En este contexto, la inteligencia ya no es presentada únicamente como una herramienta vinculada a amenazas externas. En el mundo la información pasó a ser un recurso con capacidad de cruzar bases de datos y anticipar escenarios que son considerados una ventaja política.
Es un cambio que plantea una nueva discusión sobre quiénes controlan la información, bajo qué reglas y con qué mecanismos de supervisión.
No es una discusión esteril, ya que Argentina ya cuenta con una enorme cantidad de datos dispersos en organismos públicos. La integración de esas fuentes puede mejorar la gestión estatal, pero también genera interrogantes sobre la capacidad de vigilancia.
Asimismo, el desembarco de la inteligencia artificial agrega una nueva dimensión. Los sistemas predictivos pueden ayudar a encontrar patrones que un análisis humano no detectaría, pero también pueden producir errores y ampliar la capacidad del Estado para observar comportamientos sociales.
El caso Palantir funciona como referencia mundial de ese debate, ya que la empresa construyó una relación estrecha con organismos estatales que buscan mejorar sus capacidades de análisis, pero también recibió críticas de organizaciones que advierten sobre el riesgo de utilizar herramientas privadas para administrar información sensible de ciudadanos.
En Argentina, la discusión recién comienza. La coincidencia entre la presencia de Thiel, el fortalecimiento de las estructuras de inteligencia y el impulso a la digitalización del Estado abrió un frente sobre el futuro del modelo de seguridad.
Dentro del oficialismo sostienen que la incorporación de tecnología es una condición necesaria para modernizar un Estado considerado ineficiente y atrasado. Es decir, se trata de la visión de un aparato público más pequeño que puede ser, al mismo tiempo, más inteligente y efectivo si cuenta con mejores herramientas digitales.
Pero la preocupación pasa por otro lado y refiere a la posibilidad de que la concentración de información avance más rápido que los controles y se trata de un temor que no está vinculado solamente a quién gobierna hoy, sino a qué capacidades quedarán instaladas, además, para futuras administraciones.
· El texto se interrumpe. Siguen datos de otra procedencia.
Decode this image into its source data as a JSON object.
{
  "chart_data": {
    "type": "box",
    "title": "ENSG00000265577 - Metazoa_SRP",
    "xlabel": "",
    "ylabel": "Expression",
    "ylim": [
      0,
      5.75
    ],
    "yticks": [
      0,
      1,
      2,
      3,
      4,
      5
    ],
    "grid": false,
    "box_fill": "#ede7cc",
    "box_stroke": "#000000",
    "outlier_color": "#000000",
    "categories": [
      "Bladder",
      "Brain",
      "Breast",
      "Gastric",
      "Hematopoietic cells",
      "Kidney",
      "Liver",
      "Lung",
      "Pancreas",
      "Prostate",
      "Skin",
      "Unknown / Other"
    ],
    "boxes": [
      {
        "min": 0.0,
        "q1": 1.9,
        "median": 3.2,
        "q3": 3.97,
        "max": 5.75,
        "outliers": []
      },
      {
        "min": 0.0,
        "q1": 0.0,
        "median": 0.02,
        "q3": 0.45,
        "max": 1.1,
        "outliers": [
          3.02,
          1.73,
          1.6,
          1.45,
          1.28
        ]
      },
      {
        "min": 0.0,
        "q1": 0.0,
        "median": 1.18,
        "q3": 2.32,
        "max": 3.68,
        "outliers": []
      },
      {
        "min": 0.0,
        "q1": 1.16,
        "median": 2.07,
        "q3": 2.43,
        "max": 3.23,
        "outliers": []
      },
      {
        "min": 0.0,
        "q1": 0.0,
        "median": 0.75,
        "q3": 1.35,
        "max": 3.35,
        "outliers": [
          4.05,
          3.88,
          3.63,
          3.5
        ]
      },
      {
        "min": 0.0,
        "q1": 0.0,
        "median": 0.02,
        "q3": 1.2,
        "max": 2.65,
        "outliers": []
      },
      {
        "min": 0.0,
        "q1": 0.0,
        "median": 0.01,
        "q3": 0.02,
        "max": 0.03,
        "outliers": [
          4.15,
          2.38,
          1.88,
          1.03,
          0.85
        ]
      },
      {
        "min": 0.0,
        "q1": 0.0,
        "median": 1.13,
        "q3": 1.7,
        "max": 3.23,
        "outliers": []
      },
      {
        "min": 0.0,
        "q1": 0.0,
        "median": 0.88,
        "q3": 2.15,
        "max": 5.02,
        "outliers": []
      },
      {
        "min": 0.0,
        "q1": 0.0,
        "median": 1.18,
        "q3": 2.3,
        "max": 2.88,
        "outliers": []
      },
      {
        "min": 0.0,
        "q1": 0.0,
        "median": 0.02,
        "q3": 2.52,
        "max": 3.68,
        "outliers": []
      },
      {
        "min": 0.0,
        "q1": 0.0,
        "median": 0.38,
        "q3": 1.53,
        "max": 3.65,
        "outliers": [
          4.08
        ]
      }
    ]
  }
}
La historia argentina ofrece antecedentes suficientes para que cualquier discusión sobre inteligencia genere sensibilidad. Las denuncias de espionaje ilegal durante distintos períodos, como lo fue en su momento durante el el menemismo, el kirchnerismo y el macrismo, dejaron una marca y explican por qué cada reforma del sistema de inteligencia es observada con especial atención.
Por eso, el debate actual excede a una empresa, un empresario o un Gobierno determinado. La cuestión finalmente es qué tipo de Estado se está construyendo en esta nueva era de los datos.
En todo este complejo panorama, Argentina se encuentra frente a la necesidad de tomar una decisión: incorporar tecnología para mejorar sus capacidades o permitir que esas herramientas avancen sin un debate público sobre sus límites.
En todo caso, la llegada de nuevas tecnologías de inteligencia, la reorganización de la SIDE y la aparición de Thiel exhiben un escenario donde la información podría convertirse en una nueva fuente de poder.
La pregunta que comienza a resonar es quién tendrá la llave de ese poder y cuáles serán los controles para evitar que una herramienta creada para proteger al Estado termine transformándose en un mecanismo de espionaje ilegal.